Attitude Adjustment

Working as an order-taker for a company has never been my idea of fun employment. However, this is exactly what I found myself doing shortly after the radio station I was working for sold to another company.

As a general rule, or at least every time I’ve been employed at a station that has sold, most everyone gets a pink slip. While I think it’s a piss-poor way to operate a business – that’s the way things go.

So in between radio jobs, I landed a position with the Regional Transportation Commission’s CitiLift. It is the Reno and Sparks area’s Para-transit system and at the time we were located on Hymer Avenue.

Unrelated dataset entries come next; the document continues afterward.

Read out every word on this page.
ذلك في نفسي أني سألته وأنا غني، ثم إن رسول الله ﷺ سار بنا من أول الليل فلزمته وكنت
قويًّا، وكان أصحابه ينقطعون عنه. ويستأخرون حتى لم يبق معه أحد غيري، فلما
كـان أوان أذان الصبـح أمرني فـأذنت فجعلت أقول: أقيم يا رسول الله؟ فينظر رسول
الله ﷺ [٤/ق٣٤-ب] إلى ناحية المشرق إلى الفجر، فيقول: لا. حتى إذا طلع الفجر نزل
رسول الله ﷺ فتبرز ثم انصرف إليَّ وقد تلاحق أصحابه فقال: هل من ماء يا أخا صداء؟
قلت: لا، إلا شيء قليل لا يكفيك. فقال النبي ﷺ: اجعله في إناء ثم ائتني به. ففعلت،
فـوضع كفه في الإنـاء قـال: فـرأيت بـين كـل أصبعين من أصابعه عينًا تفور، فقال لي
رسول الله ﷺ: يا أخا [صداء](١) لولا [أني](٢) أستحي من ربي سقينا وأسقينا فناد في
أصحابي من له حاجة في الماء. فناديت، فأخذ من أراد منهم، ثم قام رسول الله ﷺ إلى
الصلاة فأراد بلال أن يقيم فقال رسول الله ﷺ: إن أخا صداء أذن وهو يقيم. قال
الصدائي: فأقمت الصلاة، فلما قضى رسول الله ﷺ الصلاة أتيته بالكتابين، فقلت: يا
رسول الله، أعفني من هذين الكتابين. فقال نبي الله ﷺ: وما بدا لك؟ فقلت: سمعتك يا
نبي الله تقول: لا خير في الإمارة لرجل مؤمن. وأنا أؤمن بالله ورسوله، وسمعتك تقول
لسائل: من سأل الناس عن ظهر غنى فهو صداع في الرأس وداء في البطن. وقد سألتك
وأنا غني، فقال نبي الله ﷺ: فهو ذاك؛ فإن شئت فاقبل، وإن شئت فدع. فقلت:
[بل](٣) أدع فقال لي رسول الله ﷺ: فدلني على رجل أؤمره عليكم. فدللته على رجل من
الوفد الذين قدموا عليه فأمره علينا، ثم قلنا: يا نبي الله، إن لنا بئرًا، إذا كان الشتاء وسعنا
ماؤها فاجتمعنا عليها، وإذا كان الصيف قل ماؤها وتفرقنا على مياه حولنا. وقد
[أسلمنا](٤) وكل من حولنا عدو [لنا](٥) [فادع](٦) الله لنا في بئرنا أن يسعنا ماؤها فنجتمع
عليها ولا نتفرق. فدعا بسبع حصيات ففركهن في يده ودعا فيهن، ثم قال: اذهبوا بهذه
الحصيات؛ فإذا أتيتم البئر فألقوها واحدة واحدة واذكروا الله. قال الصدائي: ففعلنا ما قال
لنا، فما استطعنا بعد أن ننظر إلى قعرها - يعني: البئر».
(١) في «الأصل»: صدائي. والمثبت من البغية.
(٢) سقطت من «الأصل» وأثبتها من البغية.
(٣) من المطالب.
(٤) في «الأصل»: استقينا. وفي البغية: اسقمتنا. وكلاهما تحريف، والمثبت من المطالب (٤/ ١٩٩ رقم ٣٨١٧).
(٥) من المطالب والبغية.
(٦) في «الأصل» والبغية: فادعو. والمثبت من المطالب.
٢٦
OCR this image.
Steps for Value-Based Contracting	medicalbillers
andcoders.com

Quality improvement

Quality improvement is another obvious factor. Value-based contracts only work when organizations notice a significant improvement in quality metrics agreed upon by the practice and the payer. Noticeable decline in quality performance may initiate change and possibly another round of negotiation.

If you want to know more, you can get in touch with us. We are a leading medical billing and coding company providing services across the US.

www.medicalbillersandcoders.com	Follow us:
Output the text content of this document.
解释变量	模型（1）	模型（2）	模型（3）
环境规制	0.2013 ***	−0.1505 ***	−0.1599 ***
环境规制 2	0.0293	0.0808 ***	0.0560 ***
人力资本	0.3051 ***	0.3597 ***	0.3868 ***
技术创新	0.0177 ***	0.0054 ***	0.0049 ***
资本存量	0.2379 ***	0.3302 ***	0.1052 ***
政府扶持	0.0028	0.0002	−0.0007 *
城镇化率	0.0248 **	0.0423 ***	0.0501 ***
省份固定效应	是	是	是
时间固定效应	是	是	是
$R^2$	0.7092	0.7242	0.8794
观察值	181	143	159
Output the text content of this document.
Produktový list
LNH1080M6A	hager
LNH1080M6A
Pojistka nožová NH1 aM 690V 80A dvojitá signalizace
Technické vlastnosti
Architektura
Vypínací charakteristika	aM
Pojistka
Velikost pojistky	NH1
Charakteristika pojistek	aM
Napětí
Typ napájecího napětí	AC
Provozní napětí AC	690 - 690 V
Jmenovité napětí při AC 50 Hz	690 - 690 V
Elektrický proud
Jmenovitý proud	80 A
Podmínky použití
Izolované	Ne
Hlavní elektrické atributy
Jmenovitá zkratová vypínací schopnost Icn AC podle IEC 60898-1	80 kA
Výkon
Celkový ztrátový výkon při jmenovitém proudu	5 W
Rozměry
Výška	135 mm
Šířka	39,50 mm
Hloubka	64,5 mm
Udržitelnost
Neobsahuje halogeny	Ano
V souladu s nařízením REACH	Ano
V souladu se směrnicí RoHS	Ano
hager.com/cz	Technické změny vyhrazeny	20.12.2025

Originally, I was hired as a van washer, but because I had some radio skills, the yard manager went to the general manager and I was hired to answer phones and dispatch radio calls. It wasn’t a bad job – unless you were the only one working in the office at night.

While it didn’t often happen – it did occur to me at least once. The night it did, I was given a lesson in customer service and good manners.

While attempting to handle both the radio, responding to drivers as they completed their routes, manually insert trip-tickets for passengers, I also had to answer the telephones and make reservations for people needing a ride. Needless to say – by the time I was nearing the end of my shift – I was feeling angry at the system.

Now I don’t recall the elderly woman’s name – but I do remember what she said to me over the phone as I lost my temper at the situation: “Tommy, I am so ashamed of you.”

She didn’t yell or say it in a mean manner. No, she simply said it and let it hang there.

Immediately, I apologized and corrected my bad attitude. Her pointed statement taught me a lesson: I am dealing with a person, who has feelings too and not a statistic.

I still get an uneasy feeling in my gut every time I think about that night.